Terkait sidang yang akan bergulir pada Selasa, 28 Maret mendatang, Akur menyampaikan akan segera mengambil sikap. Jika EWF tetap beroperasi, maka somasi kedua akan dilayangkan kembali. Masyarkat pun diminta siap untuk kembali melakukan aksi penguasaan fisik.
“Nah itu tadi kesepakatannya,” ujarnya.
Soal kasus yang sedang memanas antara warga Sakenan dengan PT EWF, Akur mengungkap, bahwa kliennya meyakini sebagian wilayah yang dikelola PT EWF saat ini merupakan lahan ulayatnya. Tanah yang dicaplok oleh perusahaan dan masyarkat pun tak merasa pernah menjual tanah tersebut.

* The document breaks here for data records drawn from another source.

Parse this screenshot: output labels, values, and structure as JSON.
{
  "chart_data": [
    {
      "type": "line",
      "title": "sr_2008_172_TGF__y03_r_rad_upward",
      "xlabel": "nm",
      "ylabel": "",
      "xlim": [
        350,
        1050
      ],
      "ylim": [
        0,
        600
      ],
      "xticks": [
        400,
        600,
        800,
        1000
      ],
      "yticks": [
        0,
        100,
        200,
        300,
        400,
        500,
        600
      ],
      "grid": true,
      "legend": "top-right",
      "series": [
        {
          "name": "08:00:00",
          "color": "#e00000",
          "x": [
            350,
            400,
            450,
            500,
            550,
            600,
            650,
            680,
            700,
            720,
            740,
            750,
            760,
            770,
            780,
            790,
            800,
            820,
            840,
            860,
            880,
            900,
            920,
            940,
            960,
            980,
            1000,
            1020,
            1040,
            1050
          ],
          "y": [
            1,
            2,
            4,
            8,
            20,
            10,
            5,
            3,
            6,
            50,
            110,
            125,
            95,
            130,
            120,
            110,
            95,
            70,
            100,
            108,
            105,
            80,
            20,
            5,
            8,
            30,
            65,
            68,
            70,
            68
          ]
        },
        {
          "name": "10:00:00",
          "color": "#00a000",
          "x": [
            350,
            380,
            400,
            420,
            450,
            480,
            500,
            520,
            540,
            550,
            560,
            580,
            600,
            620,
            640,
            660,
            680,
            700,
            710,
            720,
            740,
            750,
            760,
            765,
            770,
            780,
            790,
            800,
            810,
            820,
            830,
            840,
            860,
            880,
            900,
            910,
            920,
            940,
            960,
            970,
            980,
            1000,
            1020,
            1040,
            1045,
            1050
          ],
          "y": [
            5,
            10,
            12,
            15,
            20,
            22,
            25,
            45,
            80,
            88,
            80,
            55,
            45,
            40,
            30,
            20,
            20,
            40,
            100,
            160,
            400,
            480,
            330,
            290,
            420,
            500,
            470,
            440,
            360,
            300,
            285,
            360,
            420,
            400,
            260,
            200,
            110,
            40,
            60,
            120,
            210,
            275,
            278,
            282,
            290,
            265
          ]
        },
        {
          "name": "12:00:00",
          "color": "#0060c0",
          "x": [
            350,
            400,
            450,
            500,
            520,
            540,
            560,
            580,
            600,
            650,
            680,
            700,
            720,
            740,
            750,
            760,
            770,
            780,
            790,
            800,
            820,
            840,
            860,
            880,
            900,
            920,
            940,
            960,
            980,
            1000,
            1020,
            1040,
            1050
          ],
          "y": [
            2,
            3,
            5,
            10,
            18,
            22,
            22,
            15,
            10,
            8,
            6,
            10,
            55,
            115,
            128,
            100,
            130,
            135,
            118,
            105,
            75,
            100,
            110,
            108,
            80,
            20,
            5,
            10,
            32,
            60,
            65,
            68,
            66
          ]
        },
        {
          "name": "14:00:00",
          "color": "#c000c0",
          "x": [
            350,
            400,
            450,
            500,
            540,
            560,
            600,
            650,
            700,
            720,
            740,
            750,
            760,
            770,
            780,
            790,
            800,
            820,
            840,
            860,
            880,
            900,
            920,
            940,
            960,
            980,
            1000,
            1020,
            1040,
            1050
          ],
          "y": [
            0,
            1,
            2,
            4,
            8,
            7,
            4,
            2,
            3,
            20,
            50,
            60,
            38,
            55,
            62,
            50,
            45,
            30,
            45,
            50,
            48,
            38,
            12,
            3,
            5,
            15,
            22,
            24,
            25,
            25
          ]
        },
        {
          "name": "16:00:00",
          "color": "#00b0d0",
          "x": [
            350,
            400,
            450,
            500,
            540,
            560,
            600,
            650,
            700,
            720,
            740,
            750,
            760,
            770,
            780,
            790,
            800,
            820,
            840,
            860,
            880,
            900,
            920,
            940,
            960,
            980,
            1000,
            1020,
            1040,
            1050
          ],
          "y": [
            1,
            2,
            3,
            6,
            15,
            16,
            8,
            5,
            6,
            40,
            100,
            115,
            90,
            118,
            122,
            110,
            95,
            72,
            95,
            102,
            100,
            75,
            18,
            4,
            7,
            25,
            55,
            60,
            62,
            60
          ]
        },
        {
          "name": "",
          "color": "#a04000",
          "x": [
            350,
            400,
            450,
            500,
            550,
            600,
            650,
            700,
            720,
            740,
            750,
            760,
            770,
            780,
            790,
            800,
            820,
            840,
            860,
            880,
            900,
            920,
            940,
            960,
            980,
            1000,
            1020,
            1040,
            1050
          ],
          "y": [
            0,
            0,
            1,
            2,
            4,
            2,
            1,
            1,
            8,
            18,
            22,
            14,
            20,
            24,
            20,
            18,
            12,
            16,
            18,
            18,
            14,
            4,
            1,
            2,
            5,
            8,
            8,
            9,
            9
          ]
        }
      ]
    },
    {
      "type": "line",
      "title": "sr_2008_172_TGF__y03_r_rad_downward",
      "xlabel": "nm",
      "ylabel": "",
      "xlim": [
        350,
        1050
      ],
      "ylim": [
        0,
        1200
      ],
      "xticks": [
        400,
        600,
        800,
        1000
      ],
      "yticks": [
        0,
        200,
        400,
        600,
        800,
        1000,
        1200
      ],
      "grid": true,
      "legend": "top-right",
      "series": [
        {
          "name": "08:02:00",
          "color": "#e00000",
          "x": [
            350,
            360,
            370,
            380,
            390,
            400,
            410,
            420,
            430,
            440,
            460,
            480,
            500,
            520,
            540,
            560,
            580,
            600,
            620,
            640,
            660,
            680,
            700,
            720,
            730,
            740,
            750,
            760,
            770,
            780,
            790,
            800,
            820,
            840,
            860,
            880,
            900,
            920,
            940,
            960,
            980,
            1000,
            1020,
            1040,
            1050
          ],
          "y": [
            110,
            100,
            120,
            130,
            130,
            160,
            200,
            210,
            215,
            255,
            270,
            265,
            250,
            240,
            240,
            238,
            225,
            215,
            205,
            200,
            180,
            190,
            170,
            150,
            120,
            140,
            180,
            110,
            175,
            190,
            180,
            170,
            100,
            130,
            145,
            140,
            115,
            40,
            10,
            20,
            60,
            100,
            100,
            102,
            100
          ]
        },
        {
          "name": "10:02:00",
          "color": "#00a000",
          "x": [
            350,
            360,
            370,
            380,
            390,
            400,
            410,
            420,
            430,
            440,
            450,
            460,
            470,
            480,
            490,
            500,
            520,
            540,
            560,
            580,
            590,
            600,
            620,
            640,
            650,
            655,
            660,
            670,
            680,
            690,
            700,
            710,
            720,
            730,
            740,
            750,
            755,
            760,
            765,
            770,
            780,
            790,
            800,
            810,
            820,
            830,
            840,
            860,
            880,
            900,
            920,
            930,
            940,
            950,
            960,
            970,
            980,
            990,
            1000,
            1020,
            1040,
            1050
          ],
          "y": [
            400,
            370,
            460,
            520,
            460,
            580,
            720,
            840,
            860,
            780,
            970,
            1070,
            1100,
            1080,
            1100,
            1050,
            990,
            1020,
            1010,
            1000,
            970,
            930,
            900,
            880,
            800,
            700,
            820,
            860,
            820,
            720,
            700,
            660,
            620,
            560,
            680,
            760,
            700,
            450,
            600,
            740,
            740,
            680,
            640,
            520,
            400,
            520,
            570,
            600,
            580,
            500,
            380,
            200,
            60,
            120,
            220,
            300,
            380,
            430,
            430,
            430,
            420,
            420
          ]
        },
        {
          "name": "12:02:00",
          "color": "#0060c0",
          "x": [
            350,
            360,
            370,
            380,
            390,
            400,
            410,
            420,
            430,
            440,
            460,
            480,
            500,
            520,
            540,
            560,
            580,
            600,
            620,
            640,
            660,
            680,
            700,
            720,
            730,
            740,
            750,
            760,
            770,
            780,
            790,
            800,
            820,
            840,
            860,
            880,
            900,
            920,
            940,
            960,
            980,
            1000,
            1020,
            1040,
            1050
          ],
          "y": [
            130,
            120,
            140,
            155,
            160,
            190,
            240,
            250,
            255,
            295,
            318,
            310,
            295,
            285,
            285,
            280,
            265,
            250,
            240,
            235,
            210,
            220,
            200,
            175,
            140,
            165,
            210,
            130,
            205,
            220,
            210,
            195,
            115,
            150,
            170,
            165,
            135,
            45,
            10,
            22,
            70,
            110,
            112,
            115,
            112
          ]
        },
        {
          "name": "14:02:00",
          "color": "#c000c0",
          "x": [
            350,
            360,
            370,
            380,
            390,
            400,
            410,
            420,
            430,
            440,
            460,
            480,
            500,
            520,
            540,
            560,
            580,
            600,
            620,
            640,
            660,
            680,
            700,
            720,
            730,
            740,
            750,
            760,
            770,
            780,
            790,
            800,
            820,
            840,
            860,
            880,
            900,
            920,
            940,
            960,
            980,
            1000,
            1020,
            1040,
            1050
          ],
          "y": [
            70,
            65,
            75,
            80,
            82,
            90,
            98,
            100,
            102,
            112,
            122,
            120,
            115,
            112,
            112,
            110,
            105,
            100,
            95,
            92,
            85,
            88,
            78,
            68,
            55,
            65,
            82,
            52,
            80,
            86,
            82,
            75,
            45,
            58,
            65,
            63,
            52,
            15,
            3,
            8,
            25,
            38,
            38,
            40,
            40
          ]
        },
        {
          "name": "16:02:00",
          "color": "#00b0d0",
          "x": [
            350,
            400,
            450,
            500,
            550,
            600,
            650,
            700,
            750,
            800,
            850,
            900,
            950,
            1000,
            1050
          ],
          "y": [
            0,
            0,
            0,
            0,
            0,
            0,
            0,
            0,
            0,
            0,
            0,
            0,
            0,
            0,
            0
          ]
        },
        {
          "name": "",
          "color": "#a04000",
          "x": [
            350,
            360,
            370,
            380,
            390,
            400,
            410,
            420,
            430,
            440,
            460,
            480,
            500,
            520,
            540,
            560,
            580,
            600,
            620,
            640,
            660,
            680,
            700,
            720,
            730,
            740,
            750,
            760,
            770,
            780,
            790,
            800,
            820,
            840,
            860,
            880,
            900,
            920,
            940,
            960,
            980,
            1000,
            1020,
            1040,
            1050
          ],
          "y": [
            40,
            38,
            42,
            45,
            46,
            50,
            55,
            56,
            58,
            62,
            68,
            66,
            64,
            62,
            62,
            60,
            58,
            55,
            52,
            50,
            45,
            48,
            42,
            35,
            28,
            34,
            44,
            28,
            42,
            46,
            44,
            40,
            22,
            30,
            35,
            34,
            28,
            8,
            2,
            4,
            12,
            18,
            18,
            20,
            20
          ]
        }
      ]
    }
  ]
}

“Lebih kurang dalam gugatan itu 2600 hektare itu ada 3 HGU yang ada di sana. Yang mana di sini kita juga diadu dengan peraturan daripada Bupati No 17 tentang batas, kita merasa dizalimi oleh Pemkab Muarajambi,” katanya.

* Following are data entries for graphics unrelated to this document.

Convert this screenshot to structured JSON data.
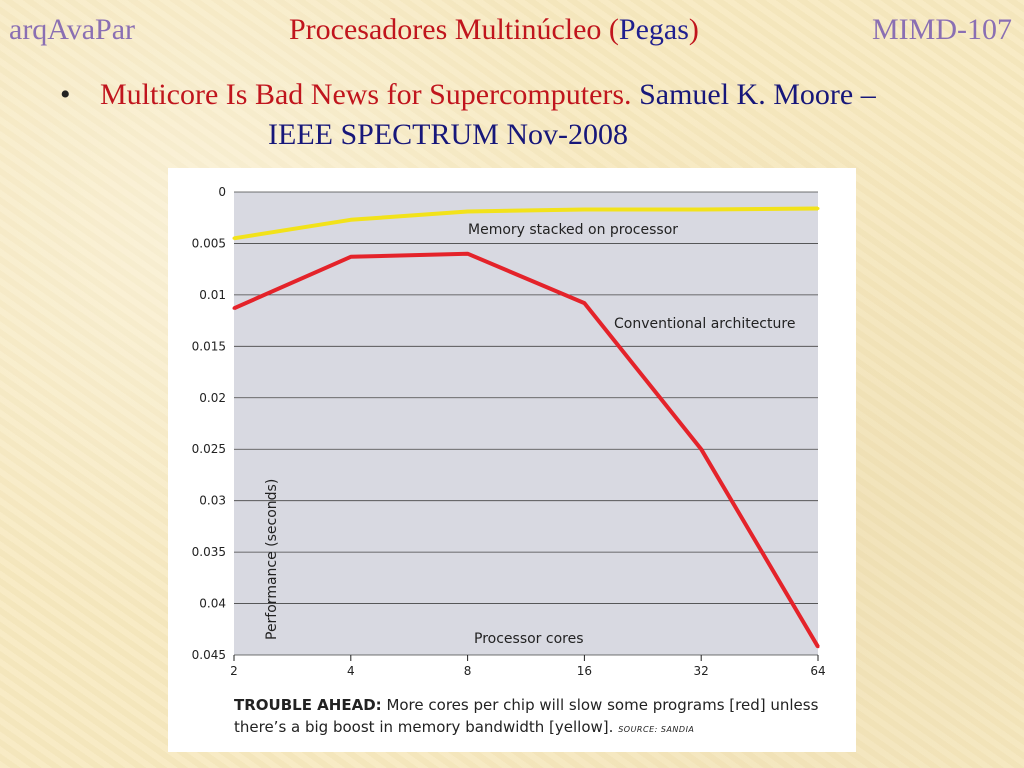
{
  "header": {
    "left": "arqAvaPar",
    "center_prefix": "Procesadores Multinúcleo (",
    "center_highlight": "Pegas",
    "center_suffix": ")",
    "right": "MIMD-107"
  },
  "bullet": {
    "marker": "•",
    "title": "Multicore Is Bad News for Supercomputers.",
    "author": "Samuel K. Moore –",
    "source": "IEEE SPECTRUM Nov-2008"
  },
  "colors": {
    "header_side": "#8a6fb3",
    "title_red": "#c0151d",
    "author_blue": "#17177a",
    "plot_bg": "#d8d9e1",
    "conventional": "#e4232a",
    "stacked": "#f2e21a"
  },
  "chart_data": {
    "type": "line",
    "x": [
      2,
      4,
      8,
      16,
      32,
      64
    ],
    "x_scale": "log2",
    "xlabel": "Processor cores",
    "ylabel": "Performance (seconds)",
    "y_inverted": true,
    "ylim": [
      0,
      0.045
    ],
    "yticks": [
      "0",
      "0.005",
      "0.01",
      "0.015",
      "0.02",
      "0.025",
      "0.03",
      "0.035",
      "0.04",
      "0.045"
    ],
    "xticks": [
      "2",
      "4",
      "8",
      "16",
      "32",
      "64"
    ],
    "grid": true,
    "series": [
      {
        "name": "Memory stacked on processor",
        "color": "#f2e21a",
        "values": [
          0.0045,
          0.0027,
          0.0019,
          0.0017,
          0.0017,
          0.0016
        ]
      },
      {
        "name": "Conventional architecture",
        "color": "#e4232a",
        "values": [
          0.0113,
          0.0063,
          0.006,
          0.0108,
          0.025,
          0.0442
        ]
      }
    ],
    "caption_bold": "TROUBLE AHEAD:",
    "caption_text": "More cores per chip will slow some programs [red] unless there’s a big boost in memory bandwidth [yellow].",
    "caption_source": "SOURCE: SANDIA"
  }
}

Dimana dalam peraturan Bupati, kata Akur, banyak wilayah desa Sakean yang masuk ke wilayah desa lain. Terutama Desa Lopak Alai dan Desa Tarikan. Hal tersebut pun membuat pihaknya turut menggugat sejumlah pihak.

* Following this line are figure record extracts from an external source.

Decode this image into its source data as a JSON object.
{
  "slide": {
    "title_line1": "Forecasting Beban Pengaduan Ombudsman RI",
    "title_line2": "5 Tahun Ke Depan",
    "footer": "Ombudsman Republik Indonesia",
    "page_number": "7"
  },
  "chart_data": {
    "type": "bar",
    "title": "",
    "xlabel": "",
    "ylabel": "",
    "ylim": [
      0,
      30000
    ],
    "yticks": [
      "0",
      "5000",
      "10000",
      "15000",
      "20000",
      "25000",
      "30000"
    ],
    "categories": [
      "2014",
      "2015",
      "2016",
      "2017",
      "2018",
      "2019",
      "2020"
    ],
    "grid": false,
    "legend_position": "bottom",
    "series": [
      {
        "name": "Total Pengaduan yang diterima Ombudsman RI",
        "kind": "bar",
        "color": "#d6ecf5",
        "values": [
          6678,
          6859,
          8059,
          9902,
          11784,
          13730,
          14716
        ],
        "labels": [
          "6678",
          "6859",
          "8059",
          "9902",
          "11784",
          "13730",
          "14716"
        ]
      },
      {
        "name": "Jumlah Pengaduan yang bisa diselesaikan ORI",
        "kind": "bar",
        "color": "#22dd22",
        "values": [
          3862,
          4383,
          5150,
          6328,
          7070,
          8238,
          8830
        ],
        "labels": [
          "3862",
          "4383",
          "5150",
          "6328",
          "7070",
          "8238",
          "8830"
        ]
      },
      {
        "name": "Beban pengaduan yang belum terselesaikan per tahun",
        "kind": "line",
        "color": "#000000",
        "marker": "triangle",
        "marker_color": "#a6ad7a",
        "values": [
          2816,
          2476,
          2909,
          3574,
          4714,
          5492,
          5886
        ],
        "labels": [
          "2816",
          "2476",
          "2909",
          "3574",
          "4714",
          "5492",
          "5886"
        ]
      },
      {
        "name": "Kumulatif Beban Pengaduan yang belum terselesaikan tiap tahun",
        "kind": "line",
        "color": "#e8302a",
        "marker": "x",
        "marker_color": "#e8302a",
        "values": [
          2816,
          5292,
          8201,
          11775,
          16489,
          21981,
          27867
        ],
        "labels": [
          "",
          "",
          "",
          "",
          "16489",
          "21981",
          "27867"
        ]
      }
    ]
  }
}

“Ada 5 pihak yang kita gugat, pertama PT EWF, kemudian BPN, kemudian Presiden dalam hal ini Bupati baru Pemerintah Desa,” kata dia merinci.
“Informasi terakhir Pemdes Lopak Alai sudah berdamai dengan kita, mudah-mudahan nanti Desa Tarikan juga. Jadi tinggal 3 kan yang digugat,” katanya.
Akur pun menolak pesimis terkait gugatannya, karena menurut dia, telah ada hasil pengukuran lahan antara warga Sakean dengan pihak ATR/BPN. Bahwa dalam tanah ulayat warga Sakean itu yang kurang lebih 2.600 hektare sudah terdapat 3 HGU.
“Dalam gugatan warga Sakean kita minta itu (HGU) dibatalkan, kemudian juga Peraturan Bupati No 17 juga dibatalkan. Karna memang sudah pernah pengukuran yang dilakukan mastarakat dengan pihak BPN,” katanya.
Proses penerbitan 3 HGU PT EWF tersebut juga diragukan oleh Akur, menurut dia, segarusnya setiap HGU harus nemiliki plasma.
“Inikan lahan masyarakat, plasmanya tidak ada. Kalau ketentuan soal lahan 20 % untuk plasma itu untuk perpanjangan HGU. Kalau plasma itu minimal 60 – 40 atau 70 – 30. Ini tidak ada masyarakat dapat,” katanya.
Adi Setiadi sang Kolap masyarakat desa Sakean pun optimis pihaknya lewat kuasa hukum akan memenangkan gugatan tergadap PT EWF pada persidangan yang akan datang.
Namun ia masih pesimis jika PT EWF akan mengindahkan somasi kuasa hukumnya. Jika kedepan atau semasa proses persidangan PT EWF masih tetap beraktivitas, ia pun tak menutup kemungkinan tuk melakukan aksi demo ke perusahaan lagi guna memperjuangkan apa yang sebenarnya merupakan hak warga Sakean.